First Methodist Episcopal Church

Millville
founded 1807, built 1868
North 2nd (Route 47) & East Pine

Millville's first Methodist Society was organized in 1807 when the Cumberland circuit was set off from the Salem circuit. Today the Methodists of Millville are served by seven different churches, but this was the first. This fine Neoclassical-Romanesque hybrid church was erected in 1868. The windows and entrance are Romanesque, but the clock tower seems to be more in the classic New England style. It sits across the street from the First Presbyterian church and three blocks north of Trinity Methodist church, erected in 1881.

Millville can trace its origins to a site three miles north of the city to an area known as the Union, where grist and saw mills were built in the early 18th century. The Maurice River was dammed to provide water to power the mills, and the area became known as Union Mills. In 1795, Col. Joseph Buck, who had served in the Revolutionary War, began to lay out the streets and sell lots. He used the name of Millville for his project. It was incorporated as a city in 1866.



















Trinity Methodist Episcopal Church

Millville
founded 1837, built 1881

Trinity Methodist was founded in 1837 and this substantial late Victorian church, much in the high Methodist idiom of the era, was erected in 1881. The white wooden tracery in the windows, the belfry and the lighter colored stone capping the buttresses is dramatically set off from the red brick building. By the waning decades of the nineteenth century architects were borrowing elements from many styles, exaggerating the size of windows and entrances, adding gables and turrets, emphasizing quoins and buttresses with different colored stone or brick, and giving additional prominence to the surface of the building and not just to its form and mass. The building occupies a prominent location, only three blocks from the First Methodist church, which was erected in 1868.

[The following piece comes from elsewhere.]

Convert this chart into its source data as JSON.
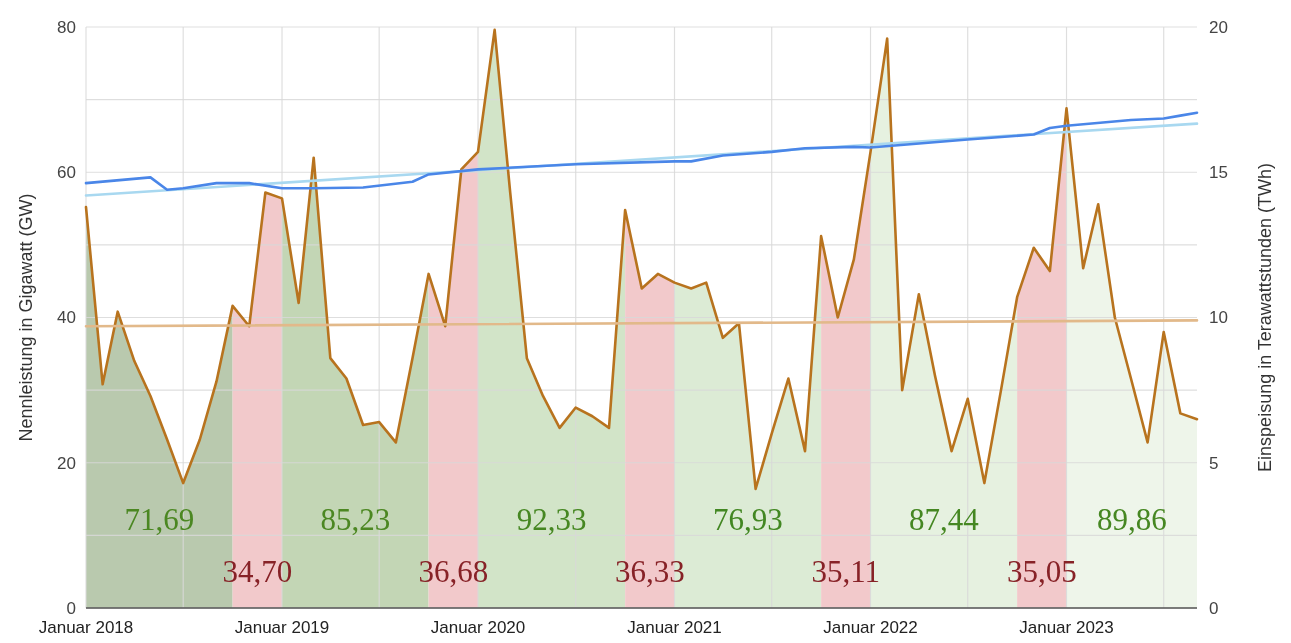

Second Methodist Protestant Church
Millville
founded 18--, built c1889-1915












First Presbyterian Church
Millville
founded c.1837, built 1891

This interesting late Romanesque-Gothic hybrid church was erected in 1891, on a large city block between the Methodist and Baptist churches. It has Gothic arches, multiple gables, buttresses and the gargoyles from the Gothic, mixed with the round arches and rusticated stone and timber characteristic of much of the Romanesque. The congregation was organized by 1837. It was obviously designed for an upscale congregation, with a porte-cochere (carriageway) in the rear. The architect was Isaac Pursell of Philadelphia, I believe; he also designed the exceptional First Baptist church in Freehold (Monmouth county).













Central Baptist Church
Millville
founded 1842, built 1897

Millville's Central Baptist church sits in the middle of a row of late 19th century churches, one block off the main business street in the city. The congregation was organized in 1842 and this church was erected in 1897, the last of the four to be built. The square tower with the quoins surrounding the windows and the tower's edges, and the little railing around the belfry are elements borrowed from the neo-classical designs of Wren-Gibbs churches, but the asymmetry of the overall plan is clearly from a later Victorian mode. It sits down the street from the Trinity Methodist church and adjacent to the First Presbyterian church, built six years earlier.